Hours before the first customers arrive at 10 a.m., before cooks fire up the grills, before bakers mix the first batch of bread, there's plenty to do at Summer Jo's.

Araucana chickens forage in the fields while bees from nearby hives descend on flowers, herbs, fruits and vegetables. Workers start weeding the organic farm's six acres and harvesting lush produce to supply the restaurant and local farmers markets.

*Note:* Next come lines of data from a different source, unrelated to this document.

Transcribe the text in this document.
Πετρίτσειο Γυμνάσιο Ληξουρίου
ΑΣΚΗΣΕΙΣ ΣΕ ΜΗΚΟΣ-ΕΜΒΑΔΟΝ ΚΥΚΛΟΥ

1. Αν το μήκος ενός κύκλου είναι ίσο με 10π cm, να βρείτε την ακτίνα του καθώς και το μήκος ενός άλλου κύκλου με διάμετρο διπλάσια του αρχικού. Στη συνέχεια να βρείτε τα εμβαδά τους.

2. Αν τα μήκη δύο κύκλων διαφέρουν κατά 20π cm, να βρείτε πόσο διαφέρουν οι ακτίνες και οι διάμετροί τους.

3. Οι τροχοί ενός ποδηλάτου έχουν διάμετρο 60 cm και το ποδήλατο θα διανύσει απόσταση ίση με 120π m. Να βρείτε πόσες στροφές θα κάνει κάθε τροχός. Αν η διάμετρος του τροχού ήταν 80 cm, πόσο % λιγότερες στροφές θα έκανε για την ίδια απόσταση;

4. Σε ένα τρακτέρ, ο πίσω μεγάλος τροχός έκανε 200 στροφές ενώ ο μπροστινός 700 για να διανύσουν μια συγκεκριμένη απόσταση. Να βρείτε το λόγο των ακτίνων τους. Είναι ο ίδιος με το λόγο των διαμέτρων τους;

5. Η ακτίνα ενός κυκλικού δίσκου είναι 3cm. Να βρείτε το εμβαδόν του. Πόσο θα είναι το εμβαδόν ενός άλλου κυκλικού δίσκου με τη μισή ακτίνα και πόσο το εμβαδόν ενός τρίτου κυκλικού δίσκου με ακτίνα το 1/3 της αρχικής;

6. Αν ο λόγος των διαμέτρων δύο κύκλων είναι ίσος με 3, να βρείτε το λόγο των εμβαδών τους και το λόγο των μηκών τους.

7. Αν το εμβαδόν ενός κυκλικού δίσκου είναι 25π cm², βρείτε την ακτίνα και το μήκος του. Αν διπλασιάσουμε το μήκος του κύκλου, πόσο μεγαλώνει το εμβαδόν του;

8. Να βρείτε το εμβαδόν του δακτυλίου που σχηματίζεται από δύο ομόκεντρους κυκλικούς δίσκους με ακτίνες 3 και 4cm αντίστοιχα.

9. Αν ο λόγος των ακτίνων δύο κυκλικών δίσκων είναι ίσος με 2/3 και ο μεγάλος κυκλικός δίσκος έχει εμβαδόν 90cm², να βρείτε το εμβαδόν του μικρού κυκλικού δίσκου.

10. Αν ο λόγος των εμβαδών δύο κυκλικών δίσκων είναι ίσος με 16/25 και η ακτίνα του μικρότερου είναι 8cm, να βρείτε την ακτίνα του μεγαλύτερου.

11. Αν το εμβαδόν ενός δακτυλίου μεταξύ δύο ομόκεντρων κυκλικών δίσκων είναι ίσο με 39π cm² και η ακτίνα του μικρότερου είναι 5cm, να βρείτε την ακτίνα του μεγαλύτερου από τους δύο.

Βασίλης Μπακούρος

Relishing the daily flurry of activity, owner Nancy Groth rises at 5 a.m. to oversee Summer Jo's myriad operations in all their smallest details. Like her restaurant's mascot — a buzzing bee — Groth flits from restaurant to bakery to berry patch to chicken coops and back. And like a bee browsing for nectar, she doesn't cultivate a distinct routine so much as a symbiotic relationship with every entity on the Grants Pass property.

"It's all evolutionary," says Groth. "Every year we have a project."

"A building would say, 'I should be this; I should be that.'

"The garden talks to you, too," adds Groth. "It just comes from living on the property."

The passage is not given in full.